L’exposition « Dignité », fondée sur la campagne mondiale d’Amnesty International « Exigeons la dignité », est un projet  photographique sur le rôle central des droits humains dans la lutte  contre la pauvreté, proposé par Philippe Brault, Guillaume Herbaut, Jean François Joly, Johann Rousselot et Michael Zumstein. Ce projet se compose de cinq reportages illustrant des droits  fondamentaux essentiels au respect des droits humains : la terre,  l’identité, le logement, la santé et la sécurité, en Inde, Macédoine,  Nigeria, Egypte et au Mexique.
 

Depuis sa conception, l’exposition n’a été présentée qu’à deux occasions : Paris (Hôtel de Ville) en 2010 et Toulouse en 2011. C’est donc un privilège de l’accueillir en Alsace en 2014.

En parallèle, un programme complet de manifestations autour du thème de l'exposition est proposé en Alsace tout au long du mois d’avril. 

LE PROGRAMME COMPLET :

Cliquez sur l'image pour l'agrandir
 
LA CAMPAGNE " Exgigeons la dignité "
Elle s’articule autour de trois principales revendications :
Depuis plus de cinquante ans, Amnesty International mène des recherches et des campagnes relatives aux droits humains.

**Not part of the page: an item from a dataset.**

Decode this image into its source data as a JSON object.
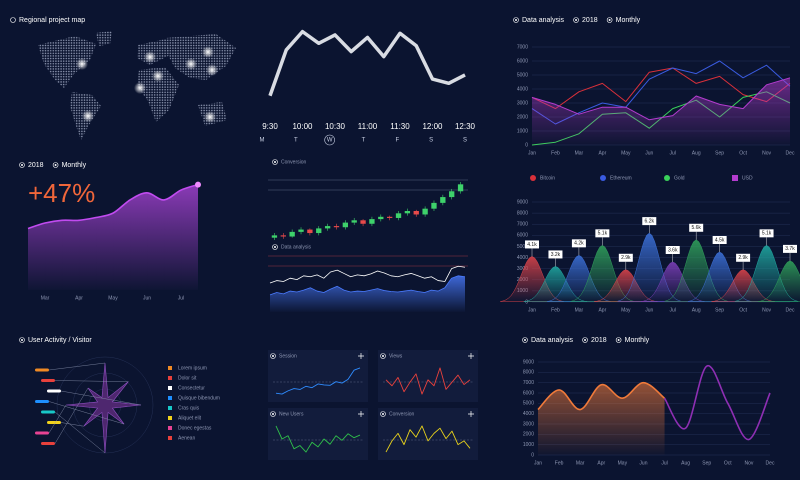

Son action s’est historiquement axée sur la défense des droits civils et politiques et est organisée autour de la lutte contre la répression, la torture et la peine de mort.
L’organisation milite désormais pour le respect de tous les droits humains, en insistant sur leur universalité et leur indivisibilité.
Le principe selon lequel tous les êtres humains naissent libres et égaux en dignité et en droits implique que chaque individu a le droit de bénéficier des mêmes possibilités de développement, d’avoir un niveau de vie décent et de vivre en toute sécurité.
Lancée en mai 2009, la campagne “Exigeons la dignité” porte sur les violations des droits humains qui participent à l’extension et à l’aggravation de la pauvreté. Elle a pour objectif de mettre en évidence l’interaction entre dénuement, insécurité, exclusion et impossibilité d’avoir voix au chapitre.
Cette campagne internationale s’échelonne jusqu’en 2015, coïncidant ainsi avec les échéances des Objectifs du millénaire pour le développement des Nations Unies.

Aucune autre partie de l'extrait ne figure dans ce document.